Awakening to the spirit and beauty of the northern Great Plains
Wednesday, July 15, 2009
Landmark court ruling on Canada's endangered species
Recently, I agreed to take a volunteer position with Nature Saskatchewan, an environmental organization that defends Saskatchewan's wild places and creatures. As the new conservation director, I help the organization on issues where we have to speak out against habitat loss or activities that threaten important ecosystems or species at risk. One of the more intreseting issues Nature Sask has been working on over the last year or more involves a cooperative effort with other environmental groups to get the Federal Government to follow their own legislation and take action to protect endangered species. Ever since the Species at Risk Act was passed in 2003, the Federal Government has been neglecting its legislated responsibility for endangered species, using the limitations of science as an excuse for their inaction as more and more critical habitat becomes degraded or destroyed.

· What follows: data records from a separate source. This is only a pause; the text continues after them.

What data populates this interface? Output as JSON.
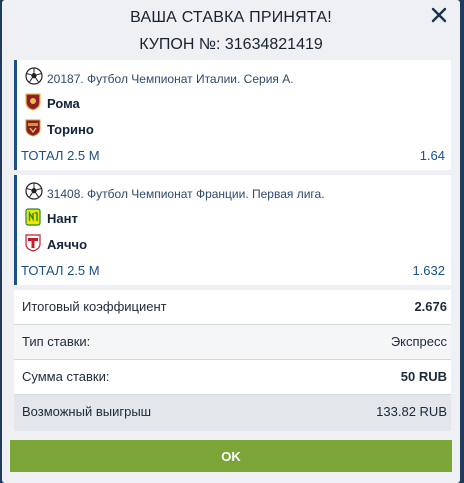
{
  "modal": {
    "title": "ВАША СТАВКА ПРИНЯТА!",
    "coupon_label": "КУПОН №: 31634821419",
    "close_icon": "close-icon"
  },
  "bets": [
    {
      "league": "20187. Футбол Чемпионат Италии. Серия А.",
      "home": "Рома",
      "away": "Торино",
      "market": "ТОТАЛ 2.5 М",
      "odd": "1.64"
    },
    {
      "league": "31408. Футбол Чемпионат Франции. Первая лига.",
      "home": "Нант",
      "away": "Аяччо",
      "market": "ТОТАЛ 2.5 М",
      "odd": "1.632"
    }
  ],
  "summary": {
    "total_coef_label": "Итоговый коэффициент",
    "total_coef_value": "2.676",
    "bet_type_label": "Тип ставки:",
    "bet_type_value": "Экспресс",
    "stake_label": "Сумма ставки:",
    "stake_value": "50 RUB",
    "win_label": "Возможный выигрыш",
    "win_value": "133.82 RUB"
  },
  "ok_button": "OK",
  "colors": {
    "accent": "#1b4f8a",
    "ok": "#7ba537",
    "backdrop": "#1f3a5b"
  }
}
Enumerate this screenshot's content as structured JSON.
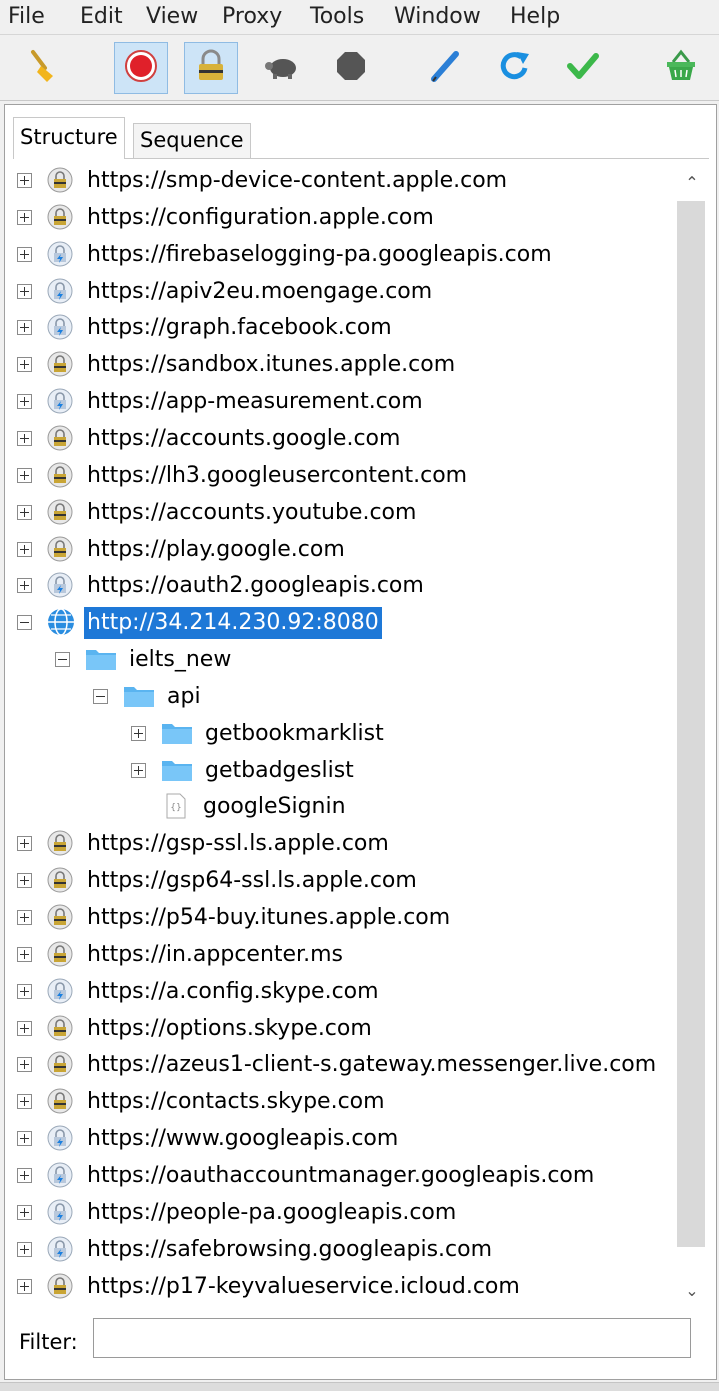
{
  "menu": [
    "File",
    "Edit",
    "View",
    "Proxy",
    "Tools",
    "Window",
    "Help"
  ],
  "toolbar": {
    "buttons": [
      {
        "icon": "broom-icon",
        "pressed": false
      },
      {
        "icon": "record-icon",
        "pressed": true
      },
      {
        "icon": "ssl-proxy-lock-icon",
        "pressed": true
      },
      {
        "icon": "throttle-turtle-icon",
        "pressed": false
      },
      {
        "icon": "breakpoint-stop-icon",
        "pressed": false
      },
      {
        "icon": "compose-pen-icon",
        "pressed": false
      },
      {
        "icon": "repeat-refresh-icon",
        "pressed": false
      },
      {
        "icon": "validate-check-icon",
        "pressed": false
      },
      {
        "icon": "basket-icon",
        "pressed": false
      }
    ]
  },
  "tabs": {
    "structure": "Structure",
    "sequence": "Sequence"
  },
  "tree": [
    {
      "label": "https://smp-device-content.apple.com",
      "type": "lock",
      "level": 0,
      "exp": "plus"
    },
    {
      "label": "https://configuration.apple.com",
      "type": "lock",
      "level": 0,
      "exp": "plus"
    },
    {
      "label": "https://firebaselogging-pa.googleapis.com",
      "type": "bolt",
      "level": 0,
      "exp": "plus"
    },
    {
      "label": "https://apiv2eu.moengage.com",
      "type": "bolt",
      "level": 0,
      "exp": "plus"
    },
    {
      "label": "https://graph.facebook.com",
      "type": "bolt",
      "level": 0,
      "exp": "plus"
    },
    {
      "label": "https://sandbox.itunes.apple.com",
      "type": "lock",
      "level": 0,
      "exp": "plus"
    },
    {
      "label": "https://app-measurement.com",
      "type": "bolt",
      "level": 0,
      "exp": "plus"
    },
    {
      "label": "https://accounts.google.com",
      "type": "lock",
      "level": 0,
      "exp": "plus"
    },
    {
      "label": "https://lh3.googleusercontent.com",
      "type": "lock",
      "level": 0,
      "exp": "plus"
    },
    {
      "label": "https://accounts.youtube.com",
      "type": "lock",
      "level": 0,
      "exp": "plus"
    },
    {
      "label": "https://play.google.com",
      "type": "lock",
      "level": 0,
      "exp": "plus"
    },
    {
      "label": "https://oauth2.googleapis.com",
      "type": "bolt",
      "level": 0,
      "exp": "plus"
    },
    {
      "label": "http://34.214.230.92:8080",
      "type": "globe",
      "level": 0,
      "exp": "minus",
      "selected": true
    },
    {
      "label": "ielts_new",
      "type": "folder",
      "level": 1,
      "exp": "minus"
    },
    {
      "label": "api",
      "type": "folder",
      "level": 2,
      "exp": "minus"
    },
    {
      "label": "getbookmarklist",
      "type": "folder",
      "level": 3,
      "exp": "plus"
    },
    {
      "label": "getbadgeslist",
      "type": "folder",
      "level": 3,
      "exp": "plus"
    },
    {
      "label": "googleSignin",
      "type": "json",
      "level": 3,
      "exp": "none"
    },
    {
      "label": "https://gsp-ssl.ls.apple.com",
      "type": "lock",
      "level": 0,
      "exp": "plus"
    },
    {
      "label": "https://gsp64-ssl.ls.apple.com",
      "type": "lock",
      "level": 0,
      "exp": "plus"
    },
    {
      "label": "https://p54-buy.itunes.apple.com",
      "type": "lock",
      "level": 0,
      "exp": "plus"
    },
    {
      "label": "https://in.appcenter.ms",
      "type": "lock",
      "level": 0,
      "exp": "plus"
    },
    {
      "label": "https://a.config.skype.com",
      "type": "bolt",
      "level": 0,
      "exp": "plus"
    },
    {
      "label": "https://options.skype.com",
      "type": "lock",
      "level": 0,
      "exp": "plus"
    },
    {
      "label": "https://azeus1-client-s.gateway.messenger.live.com",
      "type": "lock",
      "level": 0,
      "exp": "plus"
    },
    {
      "label": "https://contacts.skype.com",
      "type": "lock",
      "level": 0,
      "exp": "plus"
    },
    {
      "label": "https://www.googleapis.com",
      "type": "bolt",
      "level": 0,
      "exp": "plus"
    },
    {
      "label": "https://oauthaccountmanager.googleapis.com",
      "type": "bolt",
      "level": 0,
      "exp": "plus"
    },
    {
      "label": "https://people-pa.googleapis.com",
      "type": "bolt",
      "level": 0,
      "exp": "plus"
    },
    {
      "label": "https://safebrowsing.googleapis.com",
      "type": "bolt",
      "level": 0,
      "exp": "plus"
    },
    {
      "label": "https://p17-keyvalueservice.icloud.com",
      "type": "lock",
      "level": 0,
      "exp": "plus"
    }
  ],
  "filter": {
    "label": "Filter:",
    "value": ""
  },
  "colors": {
    "selection": "#1e78d7",
    "folder": "#5ab4f0"
  }
}
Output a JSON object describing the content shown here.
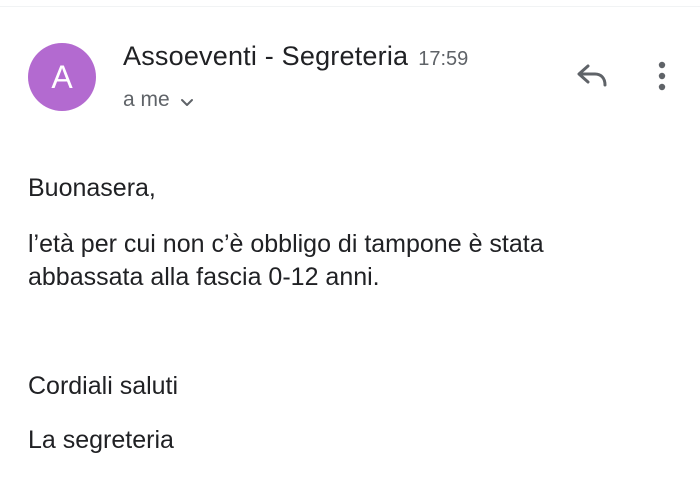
{
  "email": {
    "sender": {
      "initial": "A",
      "avatar_color": "#b36ad0",
      "name": "Assoeventi - Segreteria",
      "time": "17:59"
    },
    "recipient_label": "a me",
    "body": {
      "greeting": "Buonasera,",
      "message_line1": "l’età per cui non c’è obbligo di tampone è stata",
      "message_line2": "abbassata alla fascia 0-12 anni.",
      "closing": "Cordiali saluti",
      "signature": "La segreteria"
    }
  },
  "icons": {
    "reply": "reply-icon",
    "more": "more-vert-icon",
    "chevron": "chevron-down-icon"
  },
  "colors": {
    "text_primary": "#202124",
    "text_secondary": "#5f6368"
  }
}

Last year, Nature Sask joined an environmental umbrella group, along with the Alberta Wilderness Association, the Federation of Alberta Naturalists, the Grasslands Naturalists, and the Alberta Wilderness Committee to work with Ecojustice, Canada’s leading non-profit organization of lawyers and scientists devoted to protecting the environment. On behalf of Nature Sask. and the other environmental groups, Ecojustice took the Federal government to court for not protecting the Greater Sage-Grouse from habitat loss.
On July 9th, the court made its decision. A federal court judge in Vancouver ruled that the federal Minister of the Environment, Jim Prentice, broke the law by refusing to identify critical habitat in a recovery plan for the endangered greater sage-grouse.
This is a clear and decisive victory for the protection of species at risk in Canada, forcing the government to take steps to stop the destruction of critical habitat for the Sage-grouse. By implication, the decision will also help groups argue for the protection of habitat for many other species in Canada. Good things like this happen when environmentalists work together. We should all be grateful for the work Ecojustice is doing and consider making a donation.